In het zenuwstelsel bezet adenosine de receptoren die bedoeld zijn voor cafeïne en de neurotransmitters dopamine, noradrenaline en acetylcholine en blokkeert zo hun effect. Hoe actiever de zenuwcellen, hoe hoger de ATP en dus de adenosineconcentratie. Door de receptoren te bezetten, wordt de functie van de zenuwcellen vertraagd en wordt het zenuwstelsel beschermd tegen overbelasting. Als gevolg van deze neurotransmitterblokkade verwijden de bloedvaten zich (dilatatie). Er is een opeenvolgende daling van de bloeddruk (verlaging van de bloeddruk) en een vertraging van de hartslag.
Activering van de G-proteïne-gemoduleerde kaliumkanalen (via A1-adenosinereceptoren) verlengt ook de geleidingstijd in de AV-knoop (atrioventiculaire knoop). Als secundaire pacemaker van het hart is de AV-knoop de enige verbinding tussen het atrium en het ventrikel (hartkamer) en regelt het de geleiding van excitatie naar de hartkamers.
De vertraagde overdracht van prikkels zorgt voor een gecoördineerde contractie van de hartkamer en het atrium. Aangezien de adenosineconcentratie stijgt bij lichamelijke inspanning en zuurstofgebrek, wordt aangenomen dat de verhoogde afgifte inefficiënte tachycardieën en hartritmestoornissen onder stress voorkomt.
Medische toepassing en gebruik
Adenosine wordt voornamelijk gebruikt als een anti-aritmicum voor de behandeling van hartritmestoornissen. Vanwege de zeer korte halfwaardetijd in het bloed kan adenosine intraveneus worden toegediend als een korte infusie om de bloeddruk (bloeddrukverlaging) en het hartritme (3, 6 of 12 mg) onder controle te houden.
Naast het uitzetten van de perifere bloedvaten, verwijdt adenosine ook de kransslagaders. Adenosine kan AV-knoopafhankelijke tachycardieën beëindigen door de AV-geleiding te blokkeren, en daarom wordt het gebruikt als het medicijn van eerste keuze, vooral voor supraventriculaire tachycardieën zoals AV-knoopterugkeer-tachycadieën.
Adenosine kan ook worden gebruikt om atriale tachycardieën te behandelen, zoals paroxysmale tachycardieën (plotselinge versnelling van de hartslag). Evenzo wordt adenosine toegepast bij de diagnostiek van stressonderzoeken om de hartvaten te verwijden (beeldvorming van het hart).
Uw medicatie vindt u hier
➔ Geneesmiddelen voor hartritmestoornissenRisico's en bijwerkingen
Een lokaal verhoogde adenosineconcentratie in het hart als gevolg van ischemie kan bradycardiale aritmieën (bradycardie) veroorzaken. Als tegengif remt theofylline de werking van adenosine op de corresponderende receptor van het hart.

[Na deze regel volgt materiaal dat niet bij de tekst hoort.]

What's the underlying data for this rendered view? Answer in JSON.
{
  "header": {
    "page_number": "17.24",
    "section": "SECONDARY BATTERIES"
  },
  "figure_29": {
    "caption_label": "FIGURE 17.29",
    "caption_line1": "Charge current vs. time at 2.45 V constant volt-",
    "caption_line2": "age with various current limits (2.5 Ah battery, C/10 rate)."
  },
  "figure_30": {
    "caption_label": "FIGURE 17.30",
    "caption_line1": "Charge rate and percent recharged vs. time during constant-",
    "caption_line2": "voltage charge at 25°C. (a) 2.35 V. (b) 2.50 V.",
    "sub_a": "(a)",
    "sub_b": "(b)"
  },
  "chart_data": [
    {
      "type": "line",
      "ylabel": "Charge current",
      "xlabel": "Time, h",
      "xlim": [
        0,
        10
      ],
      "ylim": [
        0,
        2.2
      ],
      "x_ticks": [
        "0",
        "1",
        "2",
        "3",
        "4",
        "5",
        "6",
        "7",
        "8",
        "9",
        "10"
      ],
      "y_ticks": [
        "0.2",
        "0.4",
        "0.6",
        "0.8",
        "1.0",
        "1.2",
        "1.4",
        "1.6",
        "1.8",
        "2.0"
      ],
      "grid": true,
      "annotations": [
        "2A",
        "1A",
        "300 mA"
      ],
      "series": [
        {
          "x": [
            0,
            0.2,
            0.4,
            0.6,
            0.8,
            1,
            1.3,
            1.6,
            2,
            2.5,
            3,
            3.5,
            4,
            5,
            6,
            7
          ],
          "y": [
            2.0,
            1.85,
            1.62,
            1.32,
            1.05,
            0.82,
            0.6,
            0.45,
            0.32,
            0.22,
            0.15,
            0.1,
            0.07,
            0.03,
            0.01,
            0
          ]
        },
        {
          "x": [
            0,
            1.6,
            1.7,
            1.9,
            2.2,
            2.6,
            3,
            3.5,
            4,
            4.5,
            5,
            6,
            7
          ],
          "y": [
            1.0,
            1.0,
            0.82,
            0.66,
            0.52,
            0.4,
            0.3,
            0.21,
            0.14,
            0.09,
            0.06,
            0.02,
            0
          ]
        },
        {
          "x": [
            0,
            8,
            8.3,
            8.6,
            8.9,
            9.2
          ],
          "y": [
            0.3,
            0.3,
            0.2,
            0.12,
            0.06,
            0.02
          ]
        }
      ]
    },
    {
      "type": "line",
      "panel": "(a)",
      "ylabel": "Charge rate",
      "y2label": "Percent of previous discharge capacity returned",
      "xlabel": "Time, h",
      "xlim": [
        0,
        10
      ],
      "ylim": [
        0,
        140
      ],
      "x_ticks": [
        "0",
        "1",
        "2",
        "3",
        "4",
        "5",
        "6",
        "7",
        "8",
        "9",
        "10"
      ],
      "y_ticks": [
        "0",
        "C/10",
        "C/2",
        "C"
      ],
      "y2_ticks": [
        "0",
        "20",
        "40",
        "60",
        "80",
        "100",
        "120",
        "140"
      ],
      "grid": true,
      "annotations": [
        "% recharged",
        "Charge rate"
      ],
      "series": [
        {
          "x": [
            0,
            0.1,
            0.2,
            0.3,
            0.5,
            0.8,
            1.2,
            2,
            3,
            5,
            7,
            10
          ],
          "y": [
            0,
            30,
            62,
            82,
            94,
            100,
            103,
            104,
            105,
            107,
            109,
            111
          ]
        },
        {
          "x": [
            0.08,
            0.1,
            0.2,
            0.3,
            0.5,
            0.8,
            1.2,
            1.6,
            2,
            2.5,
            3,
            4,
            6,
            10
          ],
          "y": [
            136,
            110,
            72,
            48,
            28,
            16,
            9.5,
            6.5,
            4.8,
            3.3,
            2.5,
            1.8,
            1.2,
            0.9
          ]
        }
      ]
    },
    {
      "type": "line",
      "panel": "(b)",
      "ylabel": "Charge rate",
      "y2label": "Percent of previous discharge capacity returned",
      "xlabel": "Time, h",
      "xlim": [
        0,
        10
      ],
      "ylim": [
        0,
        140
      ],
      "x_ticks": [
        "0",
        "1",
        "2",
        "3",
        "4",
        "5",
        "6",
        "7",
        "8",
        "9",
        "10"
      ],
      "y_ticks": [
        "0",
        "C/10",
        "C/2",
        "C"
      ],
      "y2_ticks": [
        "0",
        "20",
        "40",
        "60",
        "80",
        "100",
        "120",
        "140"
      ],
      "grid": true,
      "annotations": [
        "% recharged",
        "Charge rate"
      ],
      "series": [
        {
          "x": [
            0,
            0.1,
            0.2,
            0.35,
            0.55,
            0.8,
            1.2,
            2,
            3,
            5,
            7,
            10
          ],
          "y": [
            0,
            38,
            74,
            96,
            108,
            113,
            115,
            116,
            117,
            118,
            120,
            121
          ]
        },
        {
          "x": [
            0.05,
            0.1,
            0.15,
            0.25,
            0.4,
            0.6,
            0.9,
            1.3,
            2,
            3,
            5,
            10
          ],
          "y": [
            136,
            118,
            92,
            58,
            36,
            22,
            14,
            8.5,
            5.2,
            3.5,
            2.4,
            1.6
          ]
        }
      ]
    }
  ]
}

Bovendien kan therapeutisch toegepaste adenosine asystolie op korte termijn veroorzaken (gebrek aan samentrekking van de hartspier) vanwege het negatieve dromotrope effect (vertraging van de overdracht van impulsen). In deze gevallen moet de toediening van adenosine onmiddellijk worden stopgezet. Door de korte halfwaardetijd verdwijnt het farmacologische effect zeer snel.
Als gevolg van het vaatverwijdende effect kunnen bloemsymptomen optreden, die worden gekenmerkt door een kortstondige roodheid van de huid. Bovendien kunnen kortdurende ademhalingsmoeilijkheden, een gevoel van druk op de borst, hoofdpijn, duizeligheid, misselijkheid en tintelingen optreden bij geïnjecteerd adenosine. Het gebruik van adenosine is gecontra-indiceerd bij bronchospasmen, COPD en bronchiale astma.